We will publish an online report for each case study. We will also release the pertinent data through Zenodo. Our reports and other publications will address the following book history questions – plus more as we work our way through the cases:

  1. Authorial practices: How do authors purposefully transform earlier material to produce a new work? Can we trace changes in these practices over time, space and genre?

  2. Changing forms of the book: What notion(s) of ‘the book’ shaped authors’ transformations of earlier texts?

  3. Narrative adaptations: To what extent were past texts considered a plastic resource? What were the limits of transformation?

If you are interested in any of these cases, please do get in touch already. We will add cases, too, and you might have ideas to suggest.

Under the Hood

A key advance that will facilitate our work is the development of sequence embeddings, which have revolutionised the computational study of language, especially since the arrival of the BERT language model (2018). A sequence embedding converts words and sentences into an abstract representation, with each word or subword encoded according to its usage in the relevant language as a vector of numbers. These number vectors function like the geographical coordinates of places: comparing the coordinates of any two places on earth makes it possible to calculate the distance between them. Whereas geographical coordinates are vectors of only two numbers (latitude and longitude), embeddings typically entail vectors of thousands of numbers; but like coordinates, they allow us to calculate the (semantic) distance between two points – in this case, words or sentences. Because a word, its synonyms and its translation are all likely to be embedded in a similar manner, sequence embeddings have already shown great promise for identifying instances of transformative reuse, even across languages. We believe that when applied to the OpenITI corpus, they can reveal a layer of textual relationships and patterns that have hitherto remained invisible. Uncovering the role of transformative reuse in the creation of the Arabic textual tradition will give us a fuller understanding of authorial practices, the history of the Arabic book and its impact on cultural memory.

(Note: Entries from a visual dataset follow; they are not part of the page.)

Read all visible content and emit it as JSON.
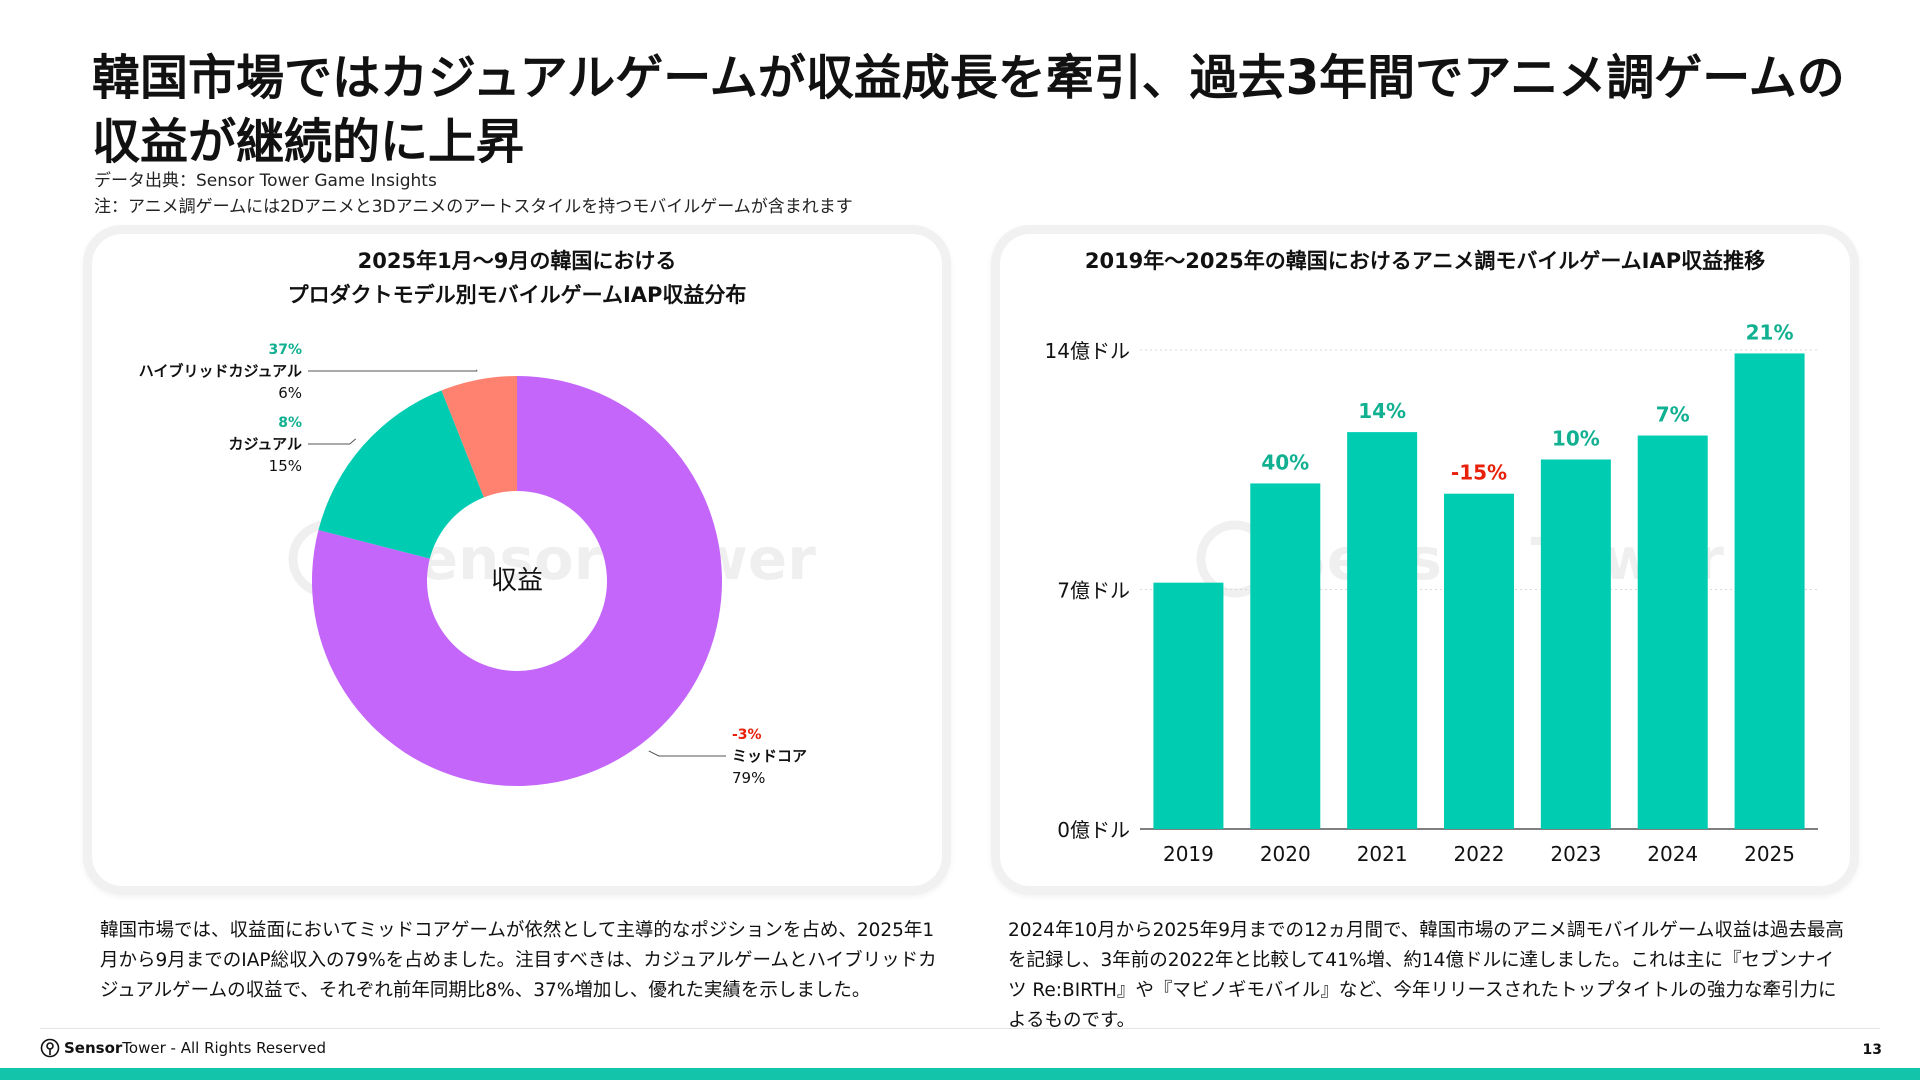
{
  "title": "韓国市場ではカジュアルゲームが収益成長を牽引、過去3年間でアニメ調ゲームの収益が継続的に上昇",
  "source_note": "データ出典：Sensor Tower Game Insights",
  "note": "注：アニメ調ゲームには2Dアニメと3Dアニメのアートスタイルを持つモバイルゲームが含まれます",
  "watermark": "Sensor Tower",
  "colors": {
    "accent": "#00CCB1",
    "purple": "#C466FA",
    "salmon": "#FF8270",
    "growth_text": "#10B091",
    "negative_text": "#E8200A"
  },
  "chart_data": [
    {
      "type": "pie",
      "title": "2025年1月〜9月の韓国における\nプロダクトモデル別モバイルゲームIAP収益分布",
      "center_label": "収益",
      "slices": [
        {
          "name": "ミッドコア",
          "value": 79,
          "value_label": "79%",
          "growth": "-3%",
          "color": "#C466FA"
        },
        {
          "name": "カジュアル",
          "value": 15,
          "value_label": "15%",
          "growth": "8%",
          "color": "#00CCB1"
        },
        {
          "name": "ハイブリッドカジュアル",
          "value": 6,
          "value_label": "6%",
          "growth": "37%",
          "color": "#FF8270"
        }
      ]
    },
    {
      "type": "bar",
      "title": "2019年〜2025年の韓国におけるアニメ調モバイルゲームIAP収益推移",
      "categories": [
        "2019",
        "2020",
        "2021",
        "2022",
        "2023",
        "2024",
        "2025"
      ],
      "values": [
        7.2,
        10.1,
        11.6,
        9.8,
        10.8,
        11.5,
        13.9
      ],
      "growth_labels": [
        "",
        "40%",
        "14%",
        "-15%",
        "10%",
        "7%",
        "21%"
      ],
      "y_ticks": [
        0,
        7,
        14
      ],
      "y_tick_labels": [
        "0億ドル",
        "7億ドル",
        "14億ドル"
      ],
      "ylim": [
        0,
        14
      ],
      "grid": true,
      "color": "#00CCB1"
    }
  ],
  "desc_left": "韓国市場では、収益面においてミッドコアゲームが依然として主導的なポジションを占め、2025年1月から9月までのIAP総収入の79%を占めました。注目すべきは、カジュアルゲームとハイブリッドカジュアルゲームの収益で、それぞれ前年同期比8%、37%増加し、優れた実績を示しました。",
  "desc_right": "2024年10月から2025年9月までの12ヵ月間で、韓国市場のアニメ調モバイルゲーム収益は過去最高を記録し、3年前の2022年と比較して41%増、約14億ドルに達しました。これは主に『セブンナイツ Re:BIRTH』や『マビノギモバイル』など、今年リリースされたトップタイトルの強力な牽引力によるものです。",
  "footer": {
    "logo_bold": "Sensor",
    "logo_rest": "Tower",
    "rights": " - All Rights Reserved",
    "page": "13"
  }
}
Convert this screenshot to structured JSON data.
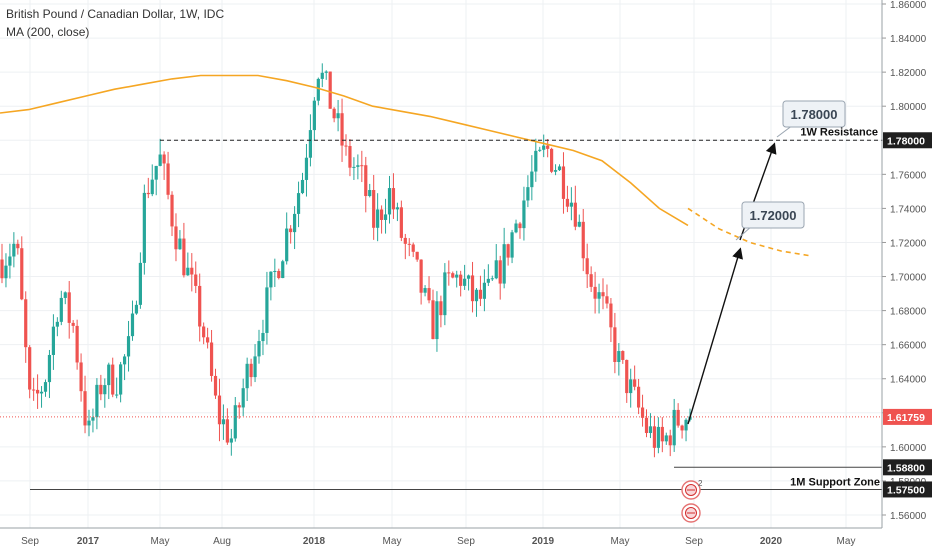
{
  "header": {
    "title": "British Pound / Canadian Dollar, 1W, IDC",
    "indicator": "MA (200, close)"
  },
  "colors": {
    "up": "#26a69a",
    "down": "#ef5350",
    "ma": "#f5a623",
    "axis_text": "#555555",
    "price_tag": "#ef5350"
  },
  "chart_data": {
    "type": "candlestick",
    "title": "British Pound / Canadian Dollar, 1W, IDC",
    "ylim": [
      1.555,
      1.865
    ],
    "y_ticks": [
      "1.86000",
      "1.84000",
      "1.82000",
      "1.80000",
      "1.78000",
      "1.76000",
      "1.74000",
      "1.72000",
      "1.70000",
      "1.68000",
      "1.66000",
      "1.64000",
      "1.62000",
      "1.60000",
      "1.58000",
      "1.56000"
    ],
    "x_ticks": [
      "Sep",
      "2017",
      "May",
      "Aug",
      "2018",
      "May",
      "Sep",
      "2019",
      "May",
      "Sep",
      "2020",
      "May"
    ],
    "grid": true,
    "current_price": "1.61759",
    "levels": [
      {
        "price": 1.78,
        "label": "1.78000",
        "annotation": "1W Resistance"
      },
      {
        "price": 1.588,
        "label": "1.58800",
        "annotation": ""
      },
      {
        "price": 1.575,
        "label": "1.57500",
        "annotation": "1M Support Zone"
      }
    ],
    "targets": [
      "1.78000",
      "1.72000"
    ],
    "ma_series": [
      1.796,
      1.798,
      1.802,
      1.806,
      1.81,
      1.813,
      1.816,
      1.818,
      1.818,
      1.818,
      1.815,
      1.811,
      1.806,
      1.8,
      1.797,
      1.794,
      1.79,
      1.786,
      1.782,
      1.778,
      1.774,
      1.768,
      1.755,
      1.74,
      1.73
    ],
    "projection": [
      1.74,
      1.728,
      1.72,
      1.715,
      1.712
    ],
    "candles_close_anchors": [
      1.71,
      1.72,
      1.62,
      1.64,
      1.69,
      1.67,
      1.605,
      1.64,
      1.64,
      1.66,
      1.75,
      1.77,
      1.73,
      1.7,
      1.67,
      1.62,
      1.605,
      1.64,
      1.67,
      1.7,
      1.73,
      1.76,
      1.825,
      1.8,
      1.77,
      1.76,
      1.73,
      1.75,
      1.72,
      1.7,
      1.67,
      1.695,
      1.7,
      1.685,
      1.69,
      1.71,
      1.735,
      1.76,
      1.775,
      1.76,
      1.74,
      1.7,
      1.68,
      1.65,
      1.63,
      1.61,
      1.6,
      1.615,
      1.62
    ]
  }
}
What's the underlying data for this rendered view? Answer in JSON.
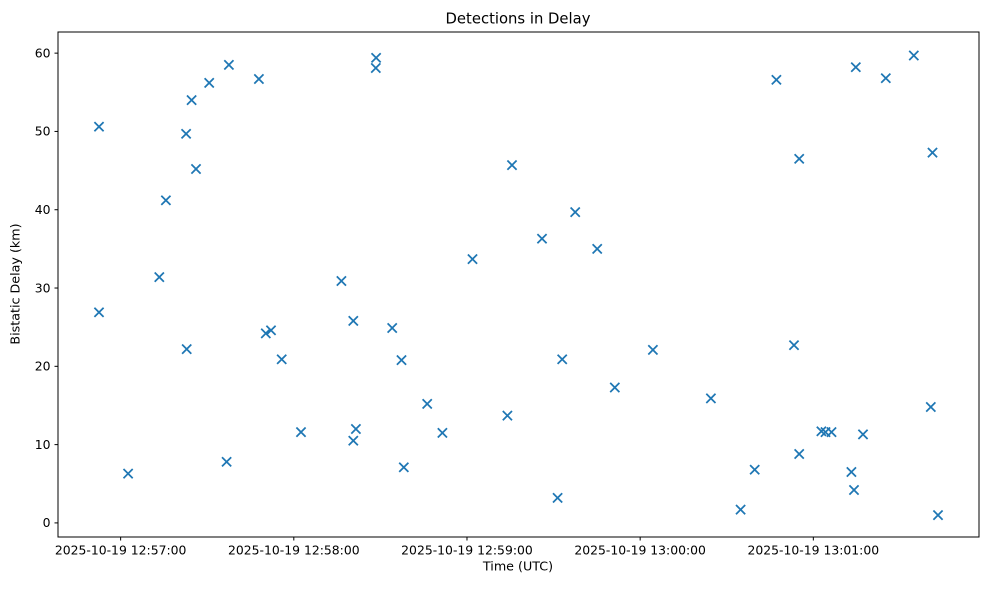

Our cycle of model building and evaluation is now proceeding according to the following plan: we start with a working definition of a transformation (these are typed, e.g., summarization, book-length translations, transmission via oral intermediaries), including feature delineation, emic/etic descriptions, and anchor examples. We discuss and document how the transformation can be modeled, and what evaluation data is needed to test the model. We then collect machine-actionable texts into a sub-corpus and generate training and evaluation data by annotating instances of the transformation, updating the theoretical model as we do so. The team collectively trains the computational model, runs it on the sub-corpora and compares the results to the evaluation data to assess the model’s performance relative to human judgement. The method includes human annotators’ explanations of relationships between pairs, with the goal that the model will in the future generate the justifications for alignments.